Sun, August 9, 10:00 to 11:00am, TBA

Abstract

Dual enrollment (DE), where students earn college credits during high school, has expanded rapidly in the past two decades. DE students represent the fastest growing student population in higher education, particularly at community colleges, where they now represent one-fifth of all enrollees. To facilitate DE, institutional actors often make decisions about DE course offerings, teaching assignments, and instructional modality based on instructor availability, institutional resources, and convenience; this sometimes entails building or repurposing organizational structures. DE, therefore, constitutes an interorganizational field, where high schools and their partner colleges draw on the same “suppliers” (instructors) and “clients” (students) to enable high school students to earn college credit (Levi Martin, 2000; Ryu et al., 2024).
Drawing on field theory and organizational literature from public administration on “boundary spanners”—actors who operate across partner organizations, we use interview and site-visit data at three community colleges and their partner high schools to illustrate how personnel build and maintain the interorganizational field of DE. Our interviews and observations included 81 interviews with personnel across eight sites. We examine how actors within the interorganizational field understand their role responsibilities and how they set and span boundaries between partnering institutions. Improving the practical and theoretical understanding of how DE partnerships operate offers insights for theory on interorganizational fields while illuminating practical evidence to support this growing segment of the higher education population.

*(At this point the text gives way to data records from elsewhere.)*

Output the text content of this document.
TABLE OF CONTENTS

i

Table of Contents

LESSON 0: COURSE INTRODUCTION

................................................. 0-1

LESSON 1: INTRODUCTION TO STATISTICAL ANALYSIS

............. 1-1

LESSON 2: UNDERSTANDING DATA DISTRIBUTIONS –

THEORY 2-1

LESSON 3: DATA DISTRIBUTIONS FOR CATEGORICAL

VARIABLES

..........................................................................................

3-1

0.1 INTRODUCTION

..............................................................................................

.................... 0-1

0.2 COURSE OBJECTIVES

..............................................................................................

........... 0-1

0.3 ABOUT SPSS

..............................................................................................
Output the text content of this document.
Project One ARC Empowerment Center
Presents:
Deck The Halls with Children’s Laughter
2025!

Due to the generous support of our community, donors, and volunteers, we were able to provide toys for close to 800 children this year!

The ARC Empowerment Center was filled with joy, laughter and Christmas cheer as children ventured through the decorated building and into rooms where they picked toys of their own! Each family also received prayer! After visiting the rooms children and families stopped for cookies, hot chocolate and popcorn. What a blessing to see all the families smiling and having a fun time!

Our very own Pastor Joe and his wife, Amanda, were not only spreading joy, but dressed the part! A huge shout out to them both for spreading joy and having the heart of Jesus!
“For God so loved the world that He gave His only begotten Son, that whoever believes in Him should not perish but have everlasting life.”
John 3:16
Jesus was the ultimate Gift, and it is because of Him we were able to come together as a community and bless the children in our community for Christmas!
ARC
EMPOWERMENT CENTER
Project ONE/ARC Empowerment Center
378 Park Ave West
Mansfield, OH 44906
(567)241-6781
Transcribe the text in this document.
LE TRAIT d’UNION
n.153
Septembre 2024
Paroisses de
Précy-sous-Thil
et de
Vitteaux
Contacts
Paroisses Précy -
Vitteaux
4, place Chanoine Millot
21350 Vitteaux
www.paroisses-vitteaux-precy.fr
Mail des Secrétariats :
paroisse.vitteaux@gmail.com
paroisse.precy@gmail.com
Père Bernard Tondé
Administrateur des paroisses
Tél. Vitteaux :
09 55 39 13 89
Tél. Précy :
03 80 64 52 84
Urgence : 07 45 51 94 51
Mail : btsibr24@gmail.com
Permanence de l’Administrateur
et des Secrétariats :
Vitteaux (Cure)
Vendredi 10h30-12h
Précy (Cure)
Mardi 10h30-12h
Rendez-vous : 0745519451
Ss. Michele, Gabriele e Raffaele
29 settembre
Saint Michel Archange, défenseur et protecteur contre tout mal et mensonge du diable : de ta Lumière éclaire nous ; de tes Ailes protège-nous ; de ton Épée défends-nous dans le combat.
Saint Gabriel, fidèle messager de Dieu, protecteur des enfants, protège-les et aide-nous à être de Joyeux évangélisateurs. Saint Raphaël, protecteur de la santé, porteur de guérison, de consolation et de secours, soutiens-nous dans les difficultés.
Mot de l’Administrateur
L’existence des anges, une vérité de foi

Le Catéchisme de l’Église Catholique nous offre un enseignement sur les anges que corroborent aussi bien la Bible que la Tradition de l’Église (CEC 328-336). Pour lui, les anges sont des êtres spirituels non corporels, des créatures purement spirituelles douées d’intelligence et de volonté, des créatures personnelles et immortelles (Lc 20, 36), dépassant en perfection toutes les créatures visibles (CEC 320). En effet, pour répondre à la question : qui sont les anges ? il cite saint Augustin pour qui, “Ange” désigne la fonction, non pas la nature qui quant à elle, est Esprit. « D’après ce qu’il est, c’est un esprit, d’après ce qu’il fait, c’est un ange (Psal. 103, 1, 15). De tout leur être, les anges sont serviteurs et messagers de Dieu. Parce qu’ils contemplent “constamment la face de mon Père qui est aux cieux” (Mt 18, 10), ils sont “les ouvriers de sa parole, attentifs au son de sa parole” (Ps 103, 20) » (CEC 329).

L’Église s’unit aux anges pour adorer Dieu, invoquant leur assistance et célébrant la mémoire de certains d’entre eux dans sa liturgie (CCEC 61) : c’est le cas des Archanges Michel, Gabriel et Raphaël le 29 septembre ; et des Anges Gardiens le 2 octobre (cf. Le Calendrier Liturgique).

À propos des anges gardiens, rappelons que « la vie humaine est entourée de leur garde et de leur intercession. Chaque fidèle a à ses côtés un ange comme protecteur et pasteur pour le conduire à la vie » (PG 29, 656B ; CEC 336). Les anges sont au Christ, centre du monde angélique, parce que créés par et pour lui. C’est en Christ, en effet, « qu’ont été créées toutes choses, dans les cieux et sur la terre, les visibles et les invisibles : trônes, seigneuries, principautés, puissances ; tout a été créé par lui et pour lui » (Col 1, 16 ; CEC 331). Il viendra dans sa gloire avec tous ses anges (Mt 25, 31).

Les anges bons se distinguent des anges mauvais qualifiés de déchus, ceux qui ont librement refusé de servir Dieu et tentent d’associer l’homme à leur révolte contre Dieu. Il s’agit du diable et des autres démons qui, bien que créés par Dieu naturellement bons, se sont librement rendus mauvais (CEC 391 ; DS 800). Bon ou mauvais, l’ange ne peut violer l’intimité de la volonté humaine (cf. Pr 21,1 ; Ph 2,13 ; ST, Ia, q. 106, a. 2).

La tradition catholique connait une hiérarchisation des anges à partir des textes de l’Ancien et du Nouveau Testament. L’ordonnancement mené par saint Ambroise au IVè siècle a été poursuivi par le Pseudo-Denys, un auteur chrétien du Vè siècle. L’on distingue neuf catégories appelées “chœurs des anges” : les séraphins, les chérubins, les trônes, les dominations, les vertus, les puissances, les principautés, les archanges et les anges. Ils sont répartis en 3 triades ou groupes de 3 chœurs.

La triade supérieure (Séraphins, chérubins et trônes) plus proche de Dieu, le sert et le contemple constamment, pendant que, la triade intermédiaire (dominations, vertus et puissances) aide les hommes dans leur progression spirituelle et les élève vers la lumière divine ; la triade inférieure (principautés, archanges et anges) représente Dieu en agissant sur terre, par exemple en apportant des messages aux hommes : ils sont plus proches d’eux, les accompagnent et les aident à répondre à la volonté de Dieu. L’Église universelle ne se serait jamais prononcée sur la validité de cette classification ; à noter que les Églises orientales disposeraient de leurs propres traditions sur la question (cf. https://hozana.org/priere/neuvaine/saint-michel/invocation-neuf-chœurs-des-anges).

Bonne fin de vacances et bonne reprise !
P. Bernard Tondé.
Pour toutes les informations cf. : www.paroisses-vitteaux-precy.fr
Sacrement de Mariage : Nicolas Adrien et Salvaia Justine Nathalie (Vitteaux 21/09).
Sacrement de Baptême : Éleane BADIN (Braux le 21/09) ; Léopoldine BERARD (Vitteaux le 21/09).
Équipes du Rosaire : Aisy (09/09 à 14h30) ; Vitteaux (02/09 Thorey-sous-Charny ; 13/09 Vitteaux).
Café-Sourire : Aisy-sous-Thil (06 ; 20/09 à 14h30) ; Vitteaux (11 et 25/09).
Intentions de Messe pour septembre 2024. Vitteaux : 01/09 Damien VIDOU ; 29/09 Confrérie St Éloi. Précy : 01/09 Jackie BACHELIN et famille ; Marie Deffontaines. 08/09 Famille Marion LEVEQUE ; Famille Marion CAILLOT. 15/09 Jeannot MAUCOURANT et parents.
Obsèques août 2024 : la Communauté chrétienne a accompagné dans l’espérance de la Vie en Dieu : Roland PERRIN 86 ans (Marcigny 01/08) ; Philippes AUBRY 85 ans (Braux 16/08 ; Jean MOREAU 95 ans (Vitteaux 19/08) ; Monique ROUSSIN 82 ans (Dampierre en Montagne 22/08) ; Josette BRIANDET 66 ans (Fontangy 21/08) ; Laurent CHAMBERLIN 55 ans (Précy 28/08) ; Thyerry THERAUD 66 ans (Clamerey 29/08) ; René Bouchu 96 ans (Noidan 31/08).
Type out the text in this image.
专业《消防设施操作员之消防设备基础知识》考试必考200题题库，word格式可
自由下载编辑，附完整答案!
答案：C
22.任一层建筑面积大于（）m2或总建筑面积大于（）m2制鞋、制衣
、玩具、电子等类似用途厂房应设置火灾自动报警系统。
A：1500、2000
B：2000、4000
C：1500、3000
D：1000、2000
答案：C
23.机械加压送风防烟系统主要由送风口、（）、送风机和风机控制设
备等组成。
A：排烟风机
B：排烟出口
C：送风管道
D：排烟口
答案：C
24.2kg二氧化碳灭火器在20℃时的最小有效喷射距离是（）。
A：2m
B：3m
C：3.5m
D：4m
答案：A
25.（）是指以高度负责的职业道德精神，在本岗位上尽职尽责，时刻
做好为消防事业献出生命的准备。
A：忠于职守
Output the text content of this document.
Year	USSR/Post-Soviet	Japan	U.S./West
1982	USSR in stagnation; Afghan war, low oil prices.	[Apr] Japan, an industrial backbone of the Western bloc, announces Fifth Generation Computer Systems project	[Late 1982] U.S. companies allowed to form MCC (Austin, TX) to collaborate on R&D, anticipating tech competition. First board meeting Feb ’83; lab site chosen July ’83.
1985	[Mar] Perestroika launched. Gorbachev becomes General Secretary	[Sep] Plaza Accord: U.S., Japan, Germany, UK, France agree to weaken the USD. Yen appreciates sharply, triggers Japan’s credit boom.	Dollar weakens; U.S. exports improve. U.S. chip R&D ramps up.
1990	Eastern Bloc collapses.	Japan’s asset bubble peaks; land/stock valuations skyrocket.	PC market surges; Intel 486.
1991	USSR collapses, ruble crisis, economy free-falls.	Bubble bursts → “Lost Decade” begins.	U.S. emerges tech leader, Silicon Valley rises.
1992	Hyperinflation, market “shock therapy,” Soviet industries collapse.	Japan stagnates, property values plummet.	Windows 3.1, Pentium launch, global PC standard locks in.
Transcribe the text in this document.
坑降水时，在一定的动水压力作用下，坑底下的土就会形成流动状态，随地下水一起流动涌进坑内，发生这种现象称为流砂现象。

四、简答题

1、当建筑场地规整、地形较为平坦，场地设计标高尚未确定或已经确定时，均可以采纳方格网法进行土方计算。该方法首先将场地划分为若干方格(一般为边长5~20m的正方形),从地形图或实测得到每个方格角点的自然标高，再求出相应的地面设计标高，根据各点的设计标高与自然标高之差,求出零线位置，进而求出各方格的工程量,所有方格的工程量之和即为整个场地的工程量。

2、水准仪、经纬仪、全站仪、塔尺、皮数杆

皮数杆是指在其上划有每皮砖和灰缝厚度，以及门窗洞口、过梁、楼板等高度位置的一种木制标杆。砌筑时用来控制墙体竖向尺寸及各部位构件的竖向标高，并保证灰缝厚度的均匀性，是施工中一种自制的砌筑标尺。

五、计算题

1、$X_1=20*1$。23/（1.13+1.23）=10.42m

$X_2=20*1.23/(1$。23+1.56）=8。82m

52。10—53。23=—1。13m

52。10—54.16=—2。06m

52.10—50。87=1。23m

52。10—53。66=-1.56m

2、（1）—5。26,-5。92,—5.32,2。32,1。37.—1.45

Our results show how actors, such as advising staff, administrators, and instructors, negotiate responsibilities at their organization and the interorganization. We find that actors at the partner organizations maintain strict boundaries for practices necessary to maintain their primary organization’s compliance with state policies linked to funding and credential attainment. However, specific personnel intentionally span boundaries to manage field logistics and student support, often motivated by the benefits of DE for their organization and community.